Types of Donation Letters
- Donation Request Letters. These are nonprofit fundraising letters that charitable organizations send out to individual donors or prospects. They are said to be most effective toward the end of the calendar year when donors are determining their pre-tax season finances. People also tend to be more charitable in November and December, which means that your donation request letter has a better chance of encouraging a donation.
- Church Fundraising Letters. Church fundraising letters can take many forms. They can be used to ask for general church-related contributions, but they can also be used for specific fundraising efforts such as charity auction item requests, fundraising event donations, sponsorship requests, mission trip funding, church building funds, missionary support.
- Individual Fundraising. Nonprofits aren’t the only ones who have fundraising needs. Sometimes, individuals need to raise money for a cause, project, or life event. If that’s the case, you can use individual fundraising letters to send out donation requests to members of your community and local businesses.

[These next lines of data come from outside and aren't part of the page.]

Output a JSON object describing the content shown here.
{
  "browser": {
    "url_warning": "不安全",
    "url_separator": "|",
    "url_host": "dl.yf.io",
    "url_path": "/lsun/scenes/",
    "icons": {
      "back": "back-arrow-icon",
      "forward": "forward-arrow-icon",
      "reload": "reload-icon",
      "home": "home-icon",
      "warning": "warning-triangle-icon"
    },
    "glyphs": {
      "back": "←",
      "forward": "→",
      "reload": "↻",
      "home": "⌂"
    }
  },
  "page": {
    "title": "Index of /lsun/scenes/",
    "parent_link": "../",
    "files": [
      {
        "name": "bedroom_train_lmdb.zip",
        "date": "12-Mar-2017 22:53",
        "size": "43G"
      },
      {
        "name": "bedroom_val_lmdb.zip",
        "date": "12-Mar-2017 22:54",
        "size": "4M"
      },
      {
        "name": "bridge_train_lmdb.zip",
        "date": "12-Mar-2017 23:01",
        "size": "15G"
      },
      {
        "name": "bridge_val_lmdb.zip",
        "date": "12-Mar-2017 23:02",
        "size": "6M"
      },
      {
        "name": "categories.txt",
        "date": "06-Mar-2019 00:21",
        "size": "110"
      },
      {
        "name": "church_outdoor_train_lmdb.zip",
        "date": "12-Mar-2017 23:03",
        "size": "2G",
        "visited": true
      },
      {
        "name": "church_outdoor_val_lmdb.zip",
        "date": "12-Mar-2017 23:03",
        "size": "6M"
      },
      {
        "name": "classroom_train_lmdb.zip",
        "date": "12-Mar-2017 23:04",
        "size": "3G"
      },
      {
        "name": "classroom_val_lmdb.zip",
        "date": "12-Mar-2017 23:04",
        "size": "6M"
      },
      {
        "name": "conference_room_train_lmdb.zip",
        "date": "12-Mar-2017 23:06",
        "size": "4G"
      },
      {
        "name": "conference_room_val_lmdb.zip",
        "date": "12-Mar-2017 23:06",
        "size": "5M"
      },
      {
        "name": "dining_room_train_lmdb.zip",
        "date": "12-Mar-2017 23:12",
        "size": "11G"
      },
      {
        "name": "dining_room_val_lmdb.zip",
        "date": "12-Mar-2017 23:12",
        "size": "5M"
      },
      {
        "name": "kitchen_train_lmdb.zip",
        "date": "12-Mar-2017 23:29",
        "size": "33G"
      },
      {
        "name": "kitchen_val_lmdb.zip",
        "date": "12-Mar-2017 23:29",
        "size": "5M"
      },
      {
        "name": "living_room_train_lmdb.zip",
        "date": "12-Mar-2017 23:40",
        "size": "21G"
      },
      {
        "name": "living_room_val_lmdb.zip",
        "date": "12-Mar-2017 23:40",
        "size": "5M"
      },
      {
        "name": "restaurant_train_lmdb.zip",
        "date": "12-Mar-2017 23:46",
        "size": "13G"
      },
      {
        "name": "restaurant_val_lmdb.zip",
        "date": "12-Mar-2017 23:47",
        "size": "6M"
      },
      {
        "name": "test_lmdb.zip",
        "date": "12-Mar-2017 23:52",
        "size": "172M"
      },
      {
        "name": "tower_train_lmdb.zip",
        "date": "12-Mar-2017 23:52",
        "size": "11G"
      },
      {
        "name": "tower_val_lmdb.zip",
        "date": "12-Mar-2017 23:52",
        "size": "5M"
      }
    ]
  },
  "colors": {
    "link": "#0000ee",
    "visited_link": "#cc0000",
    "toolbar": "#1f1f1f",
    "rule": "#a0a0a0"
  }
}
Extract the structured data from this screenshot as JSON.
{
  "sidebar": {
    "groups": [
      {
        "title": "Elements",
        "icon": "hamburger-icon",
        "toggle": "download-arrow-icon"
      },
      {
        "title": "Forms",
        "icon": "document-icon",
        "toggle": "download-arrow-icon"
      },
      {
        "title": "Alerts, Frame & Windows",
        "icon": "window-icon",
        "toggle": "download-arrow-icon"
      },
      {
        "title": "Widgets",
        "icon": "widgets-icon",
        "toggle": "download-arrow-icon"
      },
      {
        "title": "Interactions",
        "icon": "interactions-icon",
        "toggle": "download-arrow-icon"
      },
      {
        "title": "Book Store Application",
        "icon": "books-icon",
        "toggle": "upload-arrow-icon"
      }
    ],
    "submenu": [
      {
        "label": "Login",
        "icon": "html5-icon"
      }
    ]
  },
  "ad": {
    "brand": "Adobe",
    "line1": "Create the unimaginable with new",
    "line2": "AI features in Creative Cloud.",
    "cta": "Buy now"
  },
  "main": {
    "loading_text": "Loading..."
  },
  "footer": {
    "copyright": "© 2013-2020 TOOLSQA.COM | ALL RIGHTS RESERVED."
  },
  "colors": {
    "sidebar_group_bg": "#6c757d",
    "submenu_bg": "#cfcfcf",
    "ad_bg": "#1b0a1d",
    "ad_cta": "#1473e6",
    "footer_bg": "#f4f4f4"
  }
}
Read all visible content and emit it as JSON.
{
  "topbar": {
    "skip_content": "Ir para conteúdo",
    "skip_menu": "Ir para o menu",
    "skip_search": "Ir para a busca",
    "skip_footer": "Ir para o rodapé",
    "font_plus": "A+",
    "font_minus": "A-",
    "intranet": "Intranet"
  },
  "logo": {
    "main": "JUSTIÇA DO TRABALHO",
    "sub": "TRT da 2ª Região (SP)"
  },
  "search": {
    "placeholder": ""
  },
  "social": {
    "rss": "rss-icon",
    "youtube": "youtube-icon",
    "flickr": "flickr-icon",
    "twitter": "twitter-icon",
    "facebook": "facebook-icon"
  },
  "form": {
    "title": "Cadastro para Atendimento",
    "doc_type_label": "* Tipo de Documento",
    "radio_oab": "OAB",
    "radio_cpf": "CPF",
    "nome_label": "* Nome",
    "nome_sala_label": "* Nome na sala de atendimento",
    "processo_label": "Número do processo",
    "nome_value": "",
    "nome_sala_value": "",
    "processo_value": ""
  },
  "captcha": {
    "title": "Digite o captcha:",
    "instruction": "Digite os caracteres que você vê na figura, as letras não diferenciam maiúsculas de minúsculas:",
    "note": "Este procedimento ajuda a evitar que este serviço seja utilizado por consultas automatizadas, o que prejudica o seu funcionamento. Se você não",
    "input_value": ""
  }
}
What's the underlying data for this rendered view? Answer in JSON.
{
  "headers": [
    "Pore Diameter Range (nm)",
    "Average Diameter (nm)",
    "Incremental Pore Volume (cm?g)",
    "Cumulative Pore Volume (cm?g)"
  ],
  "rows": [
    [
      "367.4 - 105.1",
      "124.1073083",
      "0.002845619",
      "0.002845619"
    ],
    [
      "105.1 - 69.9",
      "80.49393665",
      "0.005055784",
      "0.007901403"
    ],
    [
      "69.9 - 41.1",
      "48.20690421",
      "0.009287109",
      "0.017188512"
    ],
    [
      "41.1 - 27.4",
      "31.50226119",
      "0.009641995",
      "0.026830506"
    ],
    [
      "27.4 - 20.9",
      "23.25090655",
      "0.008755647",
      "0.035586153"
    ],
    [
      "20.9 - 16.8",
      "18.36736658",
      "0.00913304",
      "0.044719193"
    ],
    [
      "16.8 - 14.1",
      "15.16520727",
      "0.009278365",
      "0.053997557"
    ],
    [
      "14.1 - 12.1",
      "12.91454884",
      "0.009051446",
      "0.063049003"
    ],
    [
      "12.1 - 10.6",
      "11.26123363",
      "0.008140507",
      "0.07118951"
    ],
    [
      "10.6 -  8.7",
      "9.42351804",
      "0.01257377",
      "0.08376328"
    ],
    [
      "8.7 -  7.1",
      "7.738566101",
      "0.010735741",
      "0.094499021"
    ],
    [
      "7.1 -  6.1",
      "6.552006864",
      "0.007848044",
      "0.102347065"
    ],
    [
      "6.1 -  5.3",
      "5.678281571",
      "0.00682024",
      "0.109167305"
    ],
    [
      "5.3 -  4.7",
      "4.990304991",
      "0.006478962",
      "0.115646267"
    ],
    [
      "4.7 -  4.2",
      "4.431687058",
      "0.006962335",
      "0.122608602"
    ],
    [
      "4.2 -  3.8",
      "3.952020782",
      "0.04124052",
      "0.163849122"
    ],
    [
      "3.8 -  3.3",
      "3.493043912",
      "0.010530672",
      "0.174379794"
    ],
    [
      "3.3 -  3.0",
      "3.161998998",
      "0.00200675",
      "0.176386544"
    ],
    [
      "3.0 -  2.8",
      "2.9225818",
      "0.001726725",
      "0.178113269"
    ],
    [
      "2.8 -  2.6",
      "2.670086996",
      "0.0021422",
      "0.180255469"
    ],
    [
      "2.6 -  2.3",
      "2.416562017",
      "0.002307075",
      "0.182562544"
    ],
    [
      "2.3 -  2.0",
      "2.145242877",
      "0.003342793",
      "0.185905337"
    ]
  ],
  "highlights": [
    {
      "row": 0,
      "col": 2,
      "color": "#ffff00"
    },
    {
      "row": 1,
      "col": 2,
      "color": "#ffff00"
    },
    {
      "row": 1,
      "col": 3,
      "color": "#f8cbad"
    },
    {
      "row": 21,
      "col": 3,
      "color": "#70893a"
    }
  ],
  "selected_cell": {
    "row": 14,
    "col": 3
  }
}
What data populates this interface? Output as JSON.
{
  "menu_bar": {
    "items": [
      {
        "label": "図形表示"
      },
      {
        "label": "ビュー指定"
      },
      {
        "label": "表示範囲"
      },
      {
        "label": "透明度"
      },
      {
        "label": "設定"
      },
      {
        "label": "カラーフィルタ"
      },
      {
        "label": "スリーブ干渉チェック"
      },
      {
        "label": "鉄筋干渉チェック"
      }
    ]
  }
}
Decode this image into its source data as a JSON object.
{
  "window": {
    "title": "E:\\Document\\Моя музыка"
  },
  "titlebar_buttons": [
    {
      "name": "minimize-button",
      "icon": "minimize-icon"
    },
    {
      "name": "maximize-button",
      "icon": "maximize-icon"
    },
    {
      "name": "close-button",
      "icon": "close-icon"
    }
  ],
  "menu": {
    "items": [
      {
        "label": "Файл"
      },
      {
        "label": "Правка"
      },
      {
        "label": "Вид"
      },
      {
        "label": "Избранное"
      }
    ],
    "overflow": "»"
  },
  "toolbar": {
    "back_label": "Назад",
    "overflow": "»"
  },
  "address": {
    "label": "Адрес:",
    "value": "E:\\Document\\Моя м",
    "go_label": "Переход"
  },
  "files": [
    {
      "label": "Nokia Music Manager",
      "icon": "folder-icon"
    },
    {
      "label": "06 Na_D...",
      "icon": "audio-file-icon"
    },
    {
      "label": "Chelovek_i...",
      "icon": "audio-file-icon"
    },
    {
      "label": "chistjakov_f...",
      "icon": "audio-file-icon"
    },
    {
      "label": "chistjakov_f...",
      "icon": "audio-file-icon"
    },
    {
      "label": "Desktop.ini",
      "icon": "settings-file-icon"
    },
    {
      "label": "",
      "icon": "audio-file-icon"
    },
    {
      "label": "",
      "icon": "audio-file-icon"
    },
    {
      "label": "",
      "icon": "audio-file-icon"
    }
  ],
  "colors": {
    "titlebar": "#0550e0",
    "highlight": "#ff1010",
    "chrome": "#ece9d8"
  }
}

- Sponsorship Letters. These are used by nonprofits that are looking to receive corporate sponsorship donations for a specific project or event. It normally includes a proposal cover letter, sponsorship levels document, and an acknowledgment letter.
Donation Letter FAQs
How do you write a good fundraising letter?
A few important points about standard donation request letters:
- Letters should be donor-centric.
- It should begin with a personal salutation.
- Keep it short and sweet.
- Don’t forget the self-addressed and stamped envelope.
- Make sure someone signs the letter.
- Add a P.S.
What is a donation acknowledgment letter?
A donor acknowledgment letter is more than just a “thank you” letter. Tax-exempt nonprofits have certain requirements to follow, including providing donors with a donation “receipt” which is more often called an acknowledgment letter.
Instead of spending too much time and effort walking about, asking for donations, simply create a list of prospects you think are willing to help you. Then, proceed to create a professional and appealing donation letter to express your need for their support.